E.on in turn relied on a priorities clause in the subcontract which stated that in the case of inconsistency the subcontract documents (other than the numbered documents) would prevail over the numbered documents. E.on argued that the ground conditions clauses had priority over the tender documents relied on by Clancy Docwra.  

The court agreed that the scope of the subcontract works was to be judged by reference to the tender documents appended to the subcontract. Accordingly, Clancy Docwra’s initial scope of works “did not include the matters that were specifically excluded by them from their scope of works as set out in their tender submissions”. 

The ground conditions clauses in the contract applied to Clancy Docwra’s agreed scope of works and did not have the effect of extending that scope. The necessary starting point was the definition of the subcontract works. On this basis, there was no inconsistency.  
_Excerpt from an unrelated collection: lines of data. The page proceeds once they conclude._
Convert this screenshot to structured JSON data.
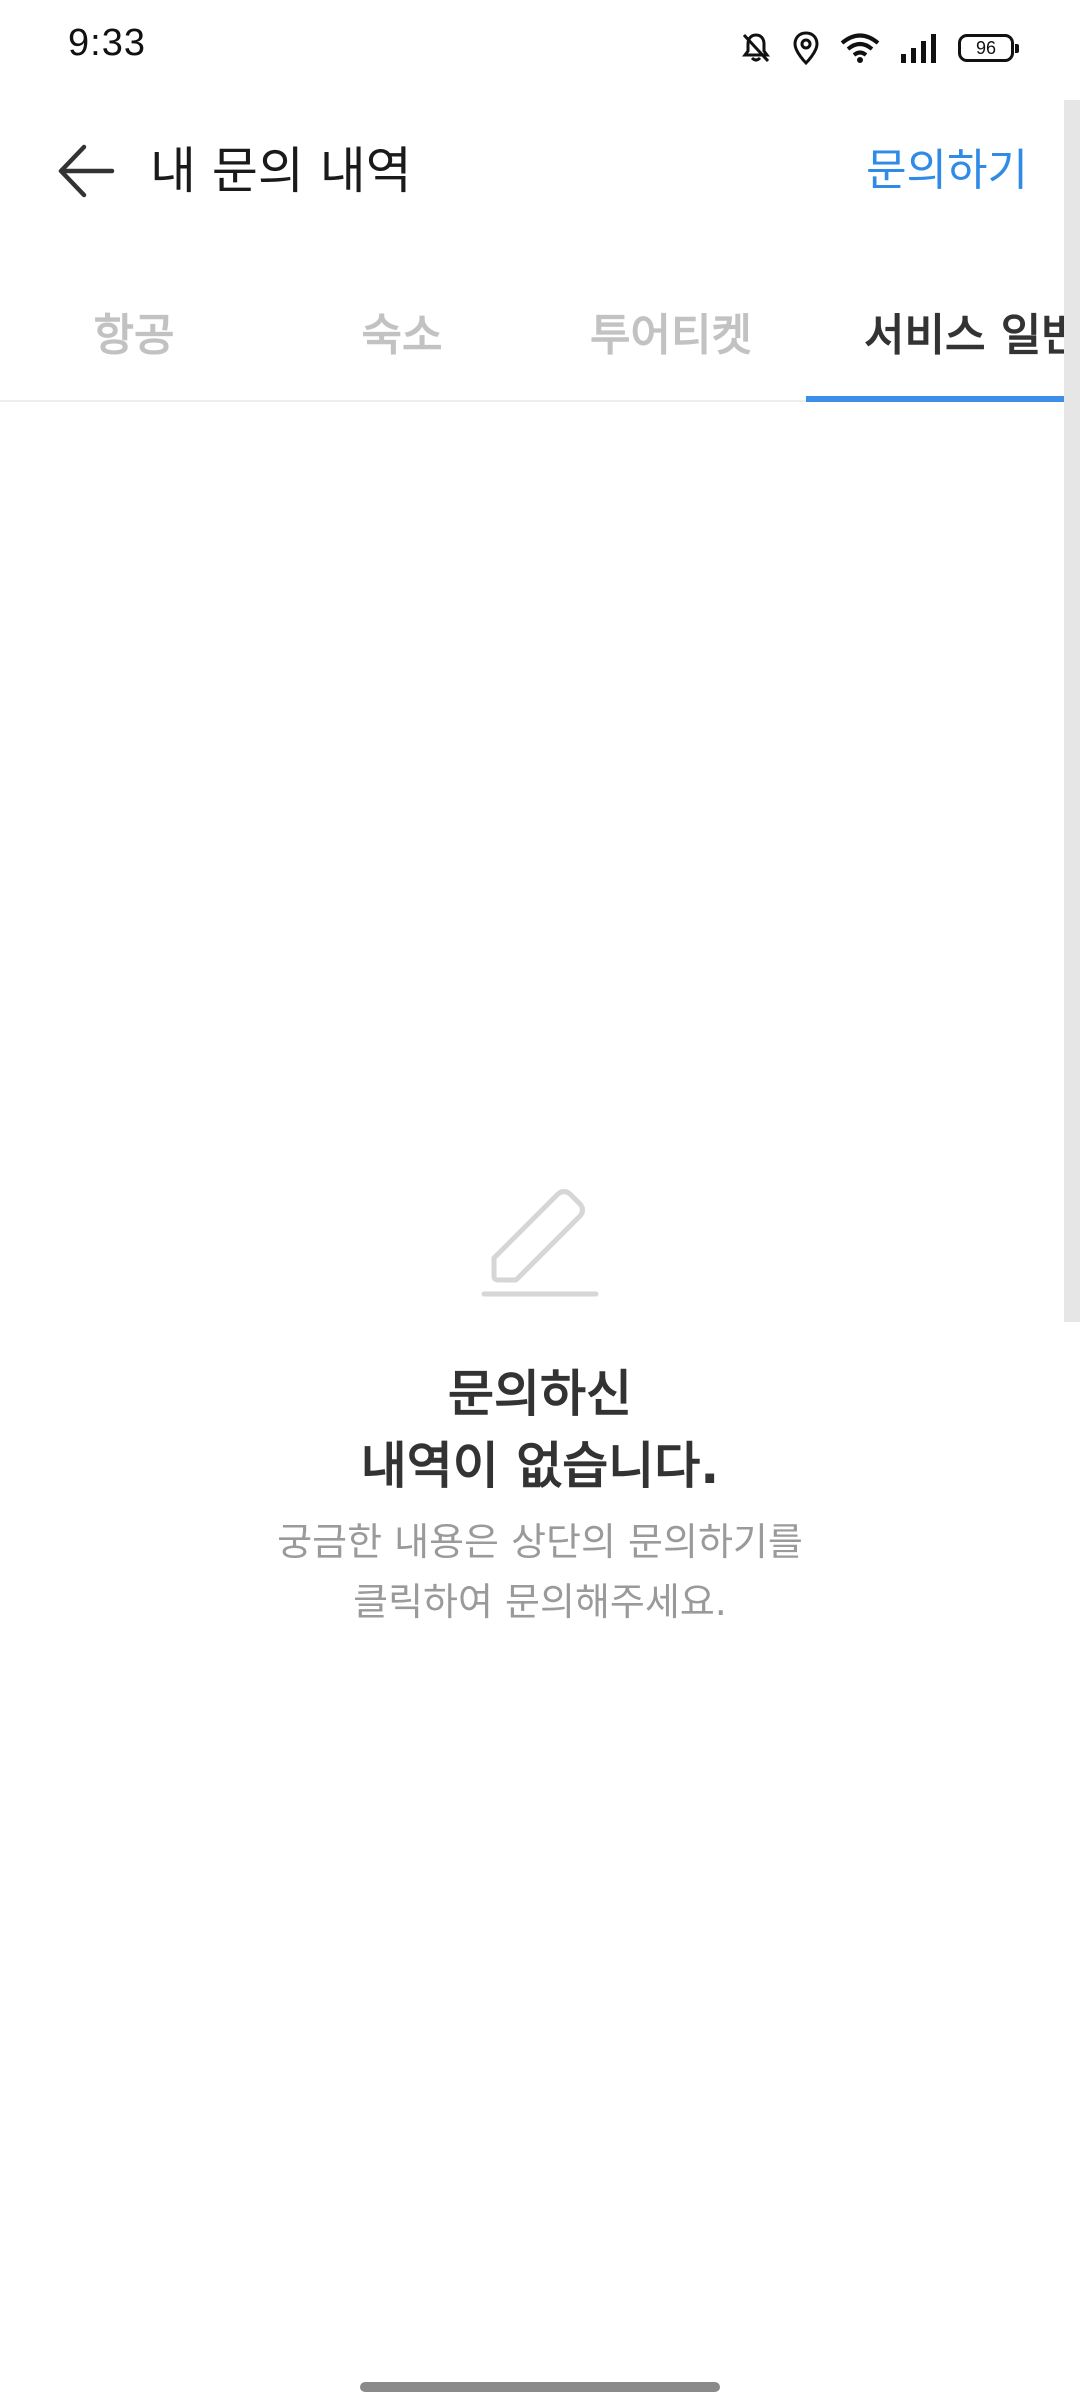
{
  "status_bar": {
    "time": "9:33",
    "battery": "96",
    "icons": [
      "bell-off-icon",
      "location-icon",
      "wifi-icon",
      "signal-icon",
      "battery-icon"
    ]
  },
  "header": {
    "back_icon": "arrow-left-icon",
    "title": "내 문의 내역",
    "action_label": "문의하기",
    "action_color": "#2f8be6"
  },
  "tabs": [
    {
      "label": "항공",
      "active": false
    },
    {
      "label": "숙소",
      "active": false
    },
    {
      "label": "투어티켓",
      "active": false
    },
    {
      "label": "서비스 일반",
      "active": true
    }
  ],
  "tab_indicator_color": "#3d8ee8",
  "empty_state": {
    "icon": "pencil-icon",
    "title_line1": "문의하신",
    "title_line2": "내역이 없습니다.",
    "desc_line1": "궁금한 내용은 상단의 문의하기를",
    "desc_line2": "클릭하여 문의해주세요."
  }
}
An alternative claim by Clancy Docwra for rectification was dismissed by the court on the basis that there was no common mistake between the parties. Although E.on was aware that Clancy Docwra had intended to exclude ground conditions risk from the scope of works, E.on genuinely believed it had allocated these risks to the subcontractor through the ground conditions clauses.  


E.on was aware of the exclusions relied upon by Clancy Docwra but had placed faith in the general wording of its bespoke amendments and a clause giving priority to those amendments. Yet the subcontractor escaped liability for ground conditions by reference to exclusions contained in tender documentation appended to the subcontract, which were taken to have defined the subject matter of the subcontract, narrowing the scope of the subcontract conditions. This highlights the sometimes unexpected outcomes that may arise where pre-contractual documentation is appended to a contract. Parties in similar positions should consider carefully whether the drafting of such bespoke provisions is adequate to extend the scope of the works required by the contract and/or to overcome qualifications contained elsewhere in the contract documentation. 

The decision bears resemblance to the MT Hojgaard case determined by the Supreme Court in 2017. That case also involved the court giving effect to appendices to a contract in arguably surprising circumstances. The temptation in many projects, due to time or cost constraints, is for such appendices to be included without detailed review. The use of a priorities clause is unlikely to fully protect against the risks arising in such circumstances. These cases show that the court will strive to give full effect to all documents forming the contract, so the use of appendices must be carefully considered.